HEALTHCARE….I believe that national healthcare in the United States is inevitable. It won’t come without a lot of kicking and screaming, of course, but it will come nonetheless. Two recent articles demonstrate why.
In the LA Times today, we learn about the latest wrinkle in employer healthcare plans: extremely high deductibles paired with health savings accounts. Employers like them because they’re desperate to control costs and this is the only way to do it. Employees like them for essentially the same reason: employers have been forcing bigger and bigger premiums on them, and this is a way to reduce them. In the end, though, I think this is a mug’s game: no matter how you slice things, employers will still be caught in a spiral of increasing healthcare costs, but now workers will be caught up with them. In the long run, neither side is likely to be very happy with this kluge.
In Sunday’s New York Times we get the other half of this story. Robin Cook writes that advances in genetic testing are bringing us closer and closer to the day when simple diagnostics will allow insurance companies to decide who they will cover and who they won’t. Risk pooling will become a thing of the past, and anyone with the bad luck to have a risky genetic chart will find herself unable to get insurance coverage at all. Cook thinks the answer is obvious:
With the end of pooling risk within defined groups, there is only one solution to the problem of paying for health care in the United States: to pool risk for the entire nation. (Under the rubric of health care I mean a comprehensive package that includes preventive care, acute care and catastrophic care.) Although I never thought I’d advocate a government-sponsored, obviously non-profit, tax-supported, universal access, single-payer plan, I’ve changed my mind: the sooner we move to such a system, the better off we will be. Only with universal health care will we be able to pool risk for the entire country and share what nature has dealt us; only then will there be no motivation for anyone or any organization to ferret out an individual’s confidential, genetic makeup.

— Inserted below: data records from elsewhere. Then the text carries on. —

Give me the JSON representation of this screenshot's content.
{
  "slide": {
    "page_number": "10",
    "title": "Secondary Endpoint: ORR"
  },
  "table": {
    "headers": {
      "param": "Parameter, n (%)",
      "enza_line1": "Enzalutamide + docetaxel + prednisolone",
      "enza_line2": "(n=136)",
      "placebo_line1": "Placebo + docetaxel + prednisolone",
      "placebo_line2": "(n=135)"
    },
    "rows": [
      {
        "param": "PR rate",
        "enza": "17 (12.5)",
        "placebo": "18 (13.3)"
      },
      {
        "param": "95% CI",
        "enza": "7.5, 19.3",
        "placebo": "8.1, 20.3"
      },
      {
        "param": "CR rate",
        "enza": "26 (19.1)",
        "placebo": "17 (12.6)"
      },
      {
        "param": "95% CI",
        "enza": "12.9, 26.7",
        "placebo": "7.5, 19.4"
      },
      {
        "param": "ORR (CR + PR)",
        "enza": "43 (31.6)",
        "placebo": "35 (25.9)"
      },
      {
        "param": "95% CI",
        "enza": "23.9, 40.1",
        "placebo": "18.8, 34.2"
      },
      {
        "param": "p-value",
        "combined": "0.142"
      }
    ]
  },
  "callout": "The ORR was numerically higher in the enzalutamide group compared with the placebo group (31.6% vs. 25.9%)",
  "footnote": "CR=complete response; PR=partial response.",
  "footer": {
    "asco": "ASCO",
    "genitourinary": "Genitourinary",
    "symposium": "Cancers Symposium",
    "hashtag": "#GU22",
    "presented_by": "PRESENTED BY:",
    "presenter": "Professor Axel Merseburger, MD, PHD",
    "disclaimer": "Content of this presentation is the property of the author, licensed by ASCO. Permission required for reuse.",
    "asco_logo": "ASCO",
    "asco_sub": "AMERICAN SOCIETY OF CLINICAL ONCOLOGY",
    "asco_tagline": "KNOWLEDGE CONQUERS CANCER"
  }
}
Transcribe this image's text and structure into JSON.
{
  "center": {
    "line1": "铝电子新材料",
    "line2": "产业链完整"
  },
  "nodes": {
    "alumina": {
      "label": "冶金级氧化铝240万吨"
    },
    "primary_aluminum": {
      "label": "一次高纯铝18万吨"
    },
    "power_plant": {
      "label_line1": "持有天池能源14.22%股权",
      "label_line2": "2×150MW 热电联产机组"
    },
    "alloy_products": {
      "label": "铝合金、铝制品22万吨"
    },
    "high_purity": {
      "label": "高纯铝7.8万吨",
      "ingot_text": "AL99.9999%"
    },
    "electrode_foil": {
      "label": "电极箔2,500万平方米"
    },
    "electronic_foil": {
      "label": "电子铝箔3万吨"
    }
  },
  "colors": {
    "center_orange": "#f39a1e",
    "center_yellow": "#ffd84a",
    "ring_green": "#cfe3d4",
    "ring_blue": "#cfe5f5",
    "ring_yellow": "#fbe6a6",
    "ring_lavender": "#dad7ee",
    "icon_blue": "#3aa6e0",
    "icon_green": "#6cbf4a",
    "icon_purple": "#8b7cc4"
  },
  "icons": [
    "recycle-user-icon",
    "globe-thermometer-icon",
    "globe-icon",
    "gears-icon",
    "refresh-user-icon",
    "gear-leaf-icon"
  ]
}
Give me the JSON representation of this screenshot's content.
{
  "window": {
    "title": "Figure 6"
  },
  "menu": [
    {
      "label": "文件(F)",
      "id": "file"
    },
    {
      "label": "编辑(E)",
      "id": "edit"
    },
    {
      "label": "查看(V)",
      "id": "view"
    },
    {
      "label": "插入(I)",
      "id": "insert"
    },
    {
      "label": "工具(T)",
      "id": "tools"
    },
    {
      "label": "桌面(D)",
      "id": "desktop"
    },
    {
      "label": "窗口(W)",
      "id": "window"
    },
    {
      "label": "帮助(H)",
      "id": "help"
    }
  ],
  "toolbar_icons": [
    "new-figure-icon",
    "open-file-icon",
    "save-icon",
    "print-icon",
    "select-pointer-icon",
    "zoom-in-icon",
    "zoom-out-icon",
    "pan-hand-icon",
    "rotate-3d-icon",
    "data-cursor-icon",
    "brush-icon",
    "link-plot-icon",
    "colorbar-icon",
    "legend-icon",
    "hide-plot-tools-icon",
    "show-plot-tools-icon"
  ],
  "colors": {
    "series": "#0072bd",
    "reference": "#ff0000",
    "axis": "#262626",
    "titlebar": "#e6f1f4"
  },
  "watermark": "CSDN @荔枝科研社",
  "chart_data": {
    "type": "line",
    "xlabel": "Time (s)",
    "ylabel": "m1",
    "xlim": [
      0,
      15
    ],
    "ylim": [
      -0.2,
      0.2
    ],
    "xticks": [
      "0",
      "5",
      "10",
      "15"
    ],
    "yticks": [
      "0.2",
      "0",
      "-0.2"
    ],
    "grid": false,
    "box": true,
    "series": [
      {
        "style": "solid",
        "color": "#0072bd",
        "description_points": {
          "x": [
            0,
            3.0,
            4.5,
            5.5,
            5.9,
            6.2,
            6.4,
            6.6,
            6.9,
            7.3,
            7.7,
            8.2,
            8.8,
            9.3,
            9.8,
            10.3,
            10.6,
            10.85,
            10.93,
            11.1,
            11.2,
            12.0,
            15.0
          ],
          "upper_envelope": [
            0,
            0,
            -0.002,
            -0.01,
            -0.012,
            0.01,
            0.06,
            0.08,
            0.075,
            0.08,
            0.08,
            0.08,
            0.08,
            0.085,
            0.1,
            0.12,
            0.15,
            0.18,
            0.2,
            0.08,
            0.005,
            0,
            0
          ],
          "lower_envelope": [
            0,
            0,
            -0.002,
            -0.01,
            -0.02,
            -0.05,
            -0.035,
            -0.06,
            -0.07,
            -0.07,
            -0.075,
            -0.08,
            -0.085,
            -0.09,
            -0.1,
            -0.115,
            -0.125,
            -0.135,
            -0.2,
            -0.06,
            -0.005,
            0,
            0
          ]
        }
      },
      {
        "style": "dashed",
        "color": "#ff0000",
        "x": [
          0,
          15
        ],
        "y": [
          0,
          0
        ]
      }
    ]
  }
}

All of these things are slow-motion time bombs. But they’re time bombs nonetheless. As employers become progressively less willing to pay for skyrocketing healthcare costs that their foreign competitors don’t have to shoulder; as workers are forced to pay more and more for ever stingier benefits; and as genetic testing prevents increasing numbers of people from getting any coverage at all, there will be a growing groundswell to ditch America’s peculiar and disfunctional system of employer provided healthcare and replace it with something better. My guess is that this will hit a crisis point sometime in the next 10-15 years, and eventually even conservatives will cave in.
It’s a shame that complete collapse is probably the only thing that will convince conservatives of the need for change, but that’s reality. In the meantime, all you can do is hope that you work for a generous employer or that you don’t get very sick. Good luck.